My conclusion is that I think I just feel unsettled; I'm so excited to go home that I'm finding it hard to make the most of my last couple of weeks in Italy before Christmas.

I finally had a couple more lessons today, but because everything has been so slow starting my motivation has disappeared. I mean, the main reason I came was to do jazz singing, yet I apparently won't even have a teacher until next January or February, and no one knows who she is or when she will arrive. So why would I be raring to go, when I have nowhere to raring-ly go to?

Anyway, as I was early for my lessons I just perched on a bench for a bit as the sun was starting to reappear after a downpour. The weather was really weird, just like my mood. There were lots of different types of clouds moving or forming or being all misty and unpredictable. Essentially like the things in my life at the moment.
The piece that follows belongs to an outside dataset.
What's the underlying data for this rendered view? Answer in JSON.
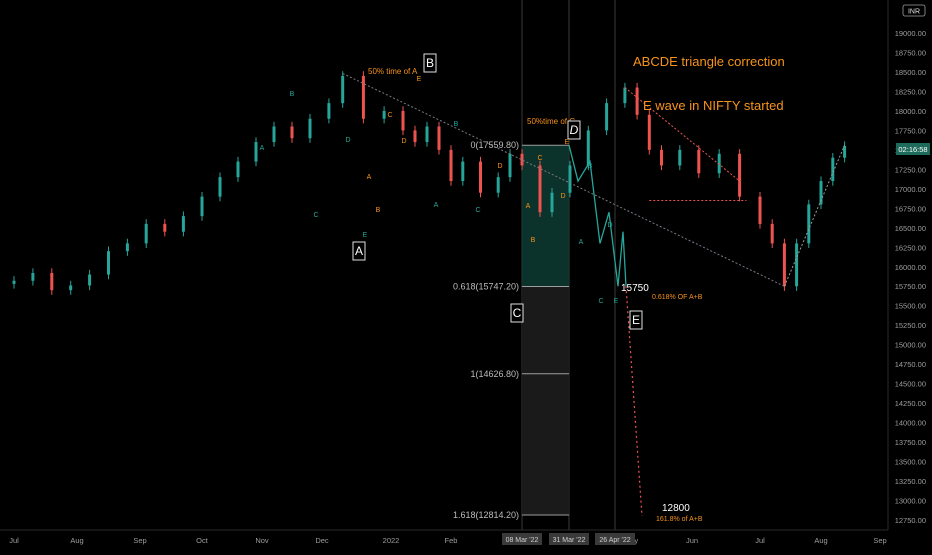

Having no routine, structure or familiarity is proving a bit odd; I don't feel I can call Perugia 'home' yet but I also know I can't be (and wouldn't want to be) at home in England all year. Italy and I are past the honeymoon phase but we haven't quite reached that comfortable stage. You know, the one where you're happy to sit and relax with no makeup on and your hair dragged back.

I suppose only when I feel more comfortable with the place, the people and the language I will keep feeling 'up in the air', if you will (apologies for a terrible pun). And that probably just takes time and persistence, the first of which I definitely have enough of.